Feelings or emotions:
Feeling more energetic/gregarious/very excited/grandiose/'driven'/irritable or angry/more confident/impatient/less inhibited

Thinking:
Speed of thinking increases
Racing thoughts
Thoughts jumping around
Grandiose thoughts
Thinking 'I am right'
Thinking becomes preoccupied ('bee in the bonnet')
Increased creative thought (writing poems, articles, posts, etc)
Senses sharper (lights brighter, sounds louder)

Behaviour:
Increased activities (including goal-directed activities)
Achieving more (increased productivity)
More social contact/socialising
'Pressure of speech' (urgent need to communicate)
Making more phone calls
Staying up later at night, waking earlier
Decreased need for sleep
Talking more quickly/loudly
Driving faster/more recklessly
Spending more money (even if you don't have it!)
Increased libido
Eating less

The manic drive propels you onwards, but the best thing to do once you identify the early warning signs (with me it's talking more, speeding up physically, staying up later, feeling elated, feeling slightly more irritable than usual, writing longer and longer posts, emails, etc) is to reduce stimulation and calm yourself. (For instance, I know someone who used to sit in a darkened room alone for a few hours, with gentle music playing in the background, as she started to the beginnings of hypomania. This wouldn't work for me but definitely did for her and prevented a 'full-blown episode' from taking hold.)

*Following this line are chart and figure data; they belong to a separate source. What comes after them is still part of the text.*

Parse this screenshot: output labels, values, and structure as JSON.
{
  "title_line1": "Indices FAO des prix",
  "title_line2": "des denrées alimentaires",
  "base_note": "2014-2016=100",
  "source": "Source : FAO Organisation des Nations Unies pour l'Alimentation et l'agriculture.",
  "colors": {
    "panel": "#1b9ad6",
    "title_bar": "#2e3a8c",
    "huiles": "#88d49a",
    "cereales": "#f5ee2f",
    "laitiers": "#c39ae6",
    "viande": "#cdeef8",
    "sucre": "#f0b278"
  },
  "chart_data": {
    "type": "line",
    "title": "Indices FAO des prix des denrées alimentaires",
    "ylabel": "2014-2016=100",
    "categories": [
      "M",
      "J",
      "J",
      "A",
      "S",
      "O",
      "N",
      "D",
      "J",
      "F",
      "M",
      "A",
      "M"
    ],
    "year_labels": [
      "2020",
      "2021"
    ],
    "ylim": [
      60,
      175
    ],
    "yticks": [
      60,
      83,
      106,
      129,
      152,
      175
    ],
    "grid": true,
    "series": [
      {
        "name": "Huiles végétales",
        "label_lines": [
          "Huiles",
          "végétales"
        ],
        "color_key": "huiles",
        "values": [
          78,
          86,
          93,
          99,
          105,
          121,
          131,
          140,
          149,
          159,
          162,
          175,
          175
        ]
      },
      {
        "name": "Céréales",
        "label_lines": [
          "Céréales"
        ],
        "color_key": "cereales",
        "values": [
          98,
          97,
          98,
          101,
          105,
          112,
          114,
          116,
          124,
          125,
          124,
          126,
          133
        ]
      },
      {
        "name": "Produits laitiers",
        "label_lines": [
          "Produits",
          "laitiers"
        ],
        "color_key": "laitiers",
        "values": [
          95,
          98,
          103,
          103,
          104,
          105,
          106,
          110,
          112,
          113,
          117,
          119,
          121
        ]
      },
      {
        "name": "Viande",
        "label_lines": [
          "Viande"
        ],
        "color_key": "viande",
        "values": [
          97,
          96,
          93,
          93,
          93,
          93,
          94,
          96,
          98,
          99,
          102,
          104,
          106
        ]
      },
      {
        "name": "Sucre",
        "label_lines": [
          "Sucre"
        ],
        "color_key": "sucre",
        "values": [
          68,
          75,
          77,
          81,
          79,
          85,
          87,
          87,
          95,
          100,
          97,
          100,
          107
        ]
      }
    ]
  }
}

For me, the following things work:
Deliberately telling myself to slow down
Meditation
Breathing exercises
A nice long bath
Exercise - and lots of it! Walking (I recently walked for 1-1 1/2 hours every day for 3 days, and it calmed me down completely), cycling, yoga and swimming
Socialising a bit less and spending more time with my cat (therapeutic for me!)
Spending time with people I find calming and gentle (like my mother) and avoiding people I find annoying (as this only triggers more irritability).

I hope you will find some of this info useful, Clearmind. I have tried to be as comprehensive as possible, to pass on some of what I was taught, but please bear in mind that everyone is different, and not all of this will apply to you - indeed, it doesn't all apply to me.

How are you feeling now, btw? I hope much better. Kind regards, Ginger.